Beginner's Guide to Persistent Homology (focusing on Theoretical Mathematical Aspects)

Question

I am interested in seeking out a reference for learning Persistence Homology (more of the theoretical mathematical aspects rather than the applications/ computer science aspects).

Currently, the two books I have attempted to read:

• Elementary Applied Topology by R. Ghrist (Not very elementary at all)
• Computational Topology - An Introduction by Herbert Edelsbrunner (also not an easy read)

One issue I faced reading the above two books is that the format of the books is like a story or "novel", rather than the theorem/proof style which is more organized. Also, the level of the books are quite difficult (despite the words "elementary" and "introduction").

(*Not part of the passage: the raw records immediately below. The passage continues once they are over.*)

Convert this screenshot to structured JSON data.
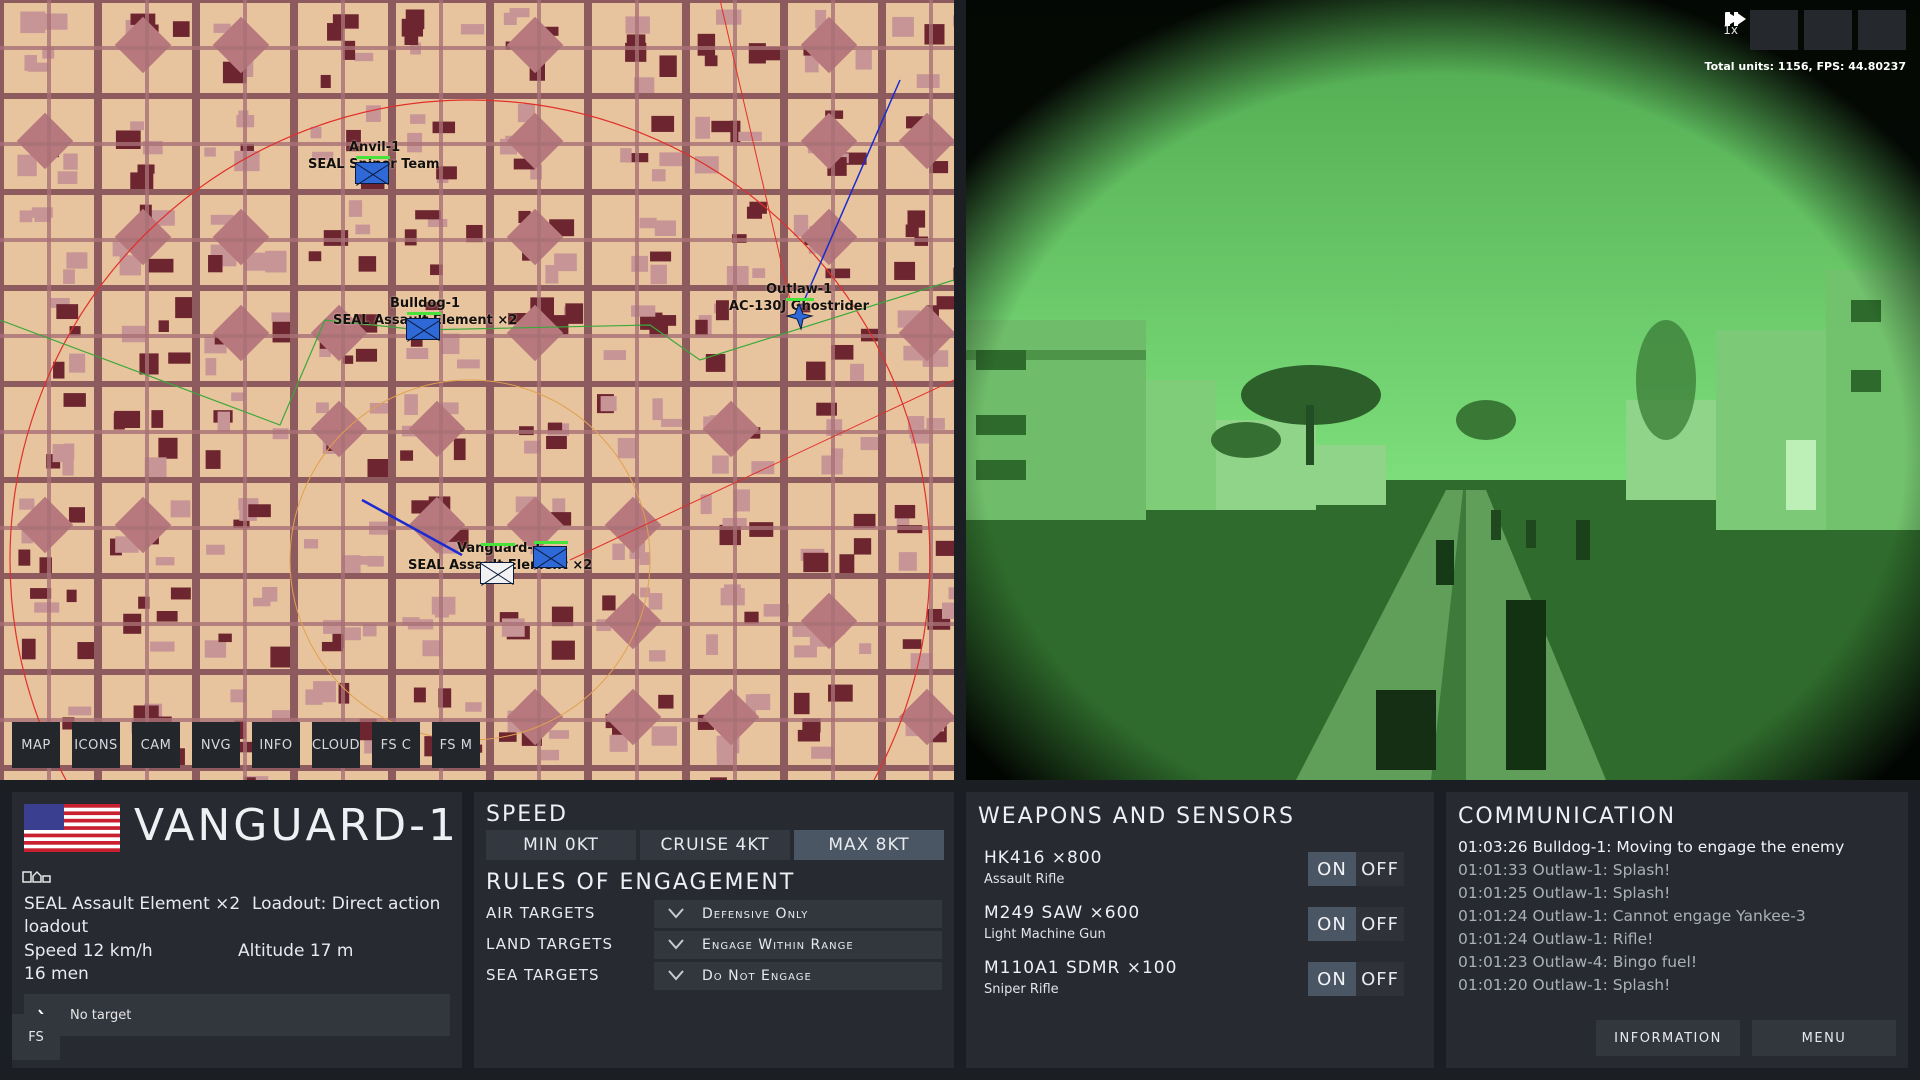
{
  "map": {
    "units": [
      {
        "name": "Anvil-1",
        "type": "SEAL Sniper Team"
      },
      {
        "name": "Bulldog-1",
        "type": "SEAL Assault Element ×2"
      },
      {
        "name": "Outlaw-1",
        "type": "AC-130J Ghostrider"
      },
      {
        "name": "Vanguard-1",
        "type": "SEAL Assault Element ×2"
      }
    ],
    "toolbar": [
      "MAP",
      "ICONS",
      "CAM",
      "NVG",
      "INFO",
      "CLOUD",
      "FS C",
      "FS M"
    ]
  },
  "camera": {
    "speed_multiplier": "1x",
    "pause_icon": "pause-icon",
    "play_icon": "play-icon",
    "fast_forward_icon": "fast-forward-icon",
    "stats": "Total units: 1156, FPS: 44.80237"
  },
  "unit_panel": {
    "flag_icon": "us-flag-icon",
    "title": "VANGUARD-1",
    "icons": "unit-type-icons",
    "type_line": "SEAL Assault Element ×2",
    "loadout_line": "Loadout: Direct action",
    "loadout_line2": "loadout",
    "speed": "Speed 12 km/h",
    "altitude": "Altitude 17 m",
    "men": "16 men",
    "target": "No target",
    "fs_label": "FS"
  },
  "speed_panel": {
    "title": "SPEED",
    "options": [
      "MIN 0KT",
      "CRUISE 4KT",
      "MAX 8KT"
    ],
    "selected": "MAX 8KT",
    "roe_title": "RULES OF ENGAGEMENT",
    "roe": [
      {
        "label": "AIR TARGETS",
        "value": "Defensive Only"
      },
      {
        "label": "LAND TARGETS",
        "value": "Engage Within Range"
      },
      {
        "label": "SEA TARGETS",
        "value": "Do Not Engage"
      }
    ]
  },
  "weapons_panel": {
    "title": "WEAPONS AND SENSORS",
    "weapons": [
      {
        "name": "HK416 ×800",
        "type": "Assault Rifle",
        "on": "ON",
        "off": "OFF"
      },
      {
        "name": "M249 SAW ×600",
        "type": "Light Machine Gun",
        "on": "ON",
        "off": "OFF"
      },
      {
        "name": "M110A1 SDMR ×100",
        "type": "Sniper Rifle",
        "on": "ON",
        "off": "OFF"
      }
    ]
  },
  "comm_panel": {
    "title": "COMMUNICATION",
    "log": [
      "01:03:26 Bulldog-1: Moving to engage the enemy",
      "01:01:33 Outlaw-1: Splash!",
      "01:01:25 Outlaw-1: Splash!",
      "01:01:24 Outlaw-1: Cannot engage Yankee-3",
      "01:01:24 Outlaw-1: Rifle!",
      "01:01:23 Outlaw-4: Bingo fuel!",
      "01:01:20 Outlaw-1: Splash!"
    ],
    "info_button": "INFORMATION",
    "menu_button": "MENU"
  },
  "colors": {
    "panel_bg": "#272a30",
    "accent_active": "#4a5663",
    "map_ground": "#e8c49e",
    "friendly_unit": "#2f69d8",
    "nvg_green": "#5fcf63"
  }
}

Does anyone know a more gentle introduction to the subject of persistent homology? Ideally a self-contained book would be good.

Answer 1

I'm having trouble resolving the tension between you wanting a reference for beginners but also a reference focusing on theoretical math. The beginner bit makes me want to recommend something like

• Persistent Homology: A Non-Mathy Introduction with Examples

or any of the various other blog posts or YouTube videos giving an intuitive description of persistent homology. But since you want theoretical math:

• Persistence Theory: From Quiver Representations to Data Analysis by Steve Oudot – An survey book that treats the algebraic aspect and topological aspect of persistent homology separately. I like what I've read from it so far.

• Topological Pattern Recognition for Point Cloud Data by Gunnar Carlsson – This is kinda like a fundamental paper in the field, but Carlsson does provide a nice exposition.

And I should really also link to this analogous question over on MathOverflow.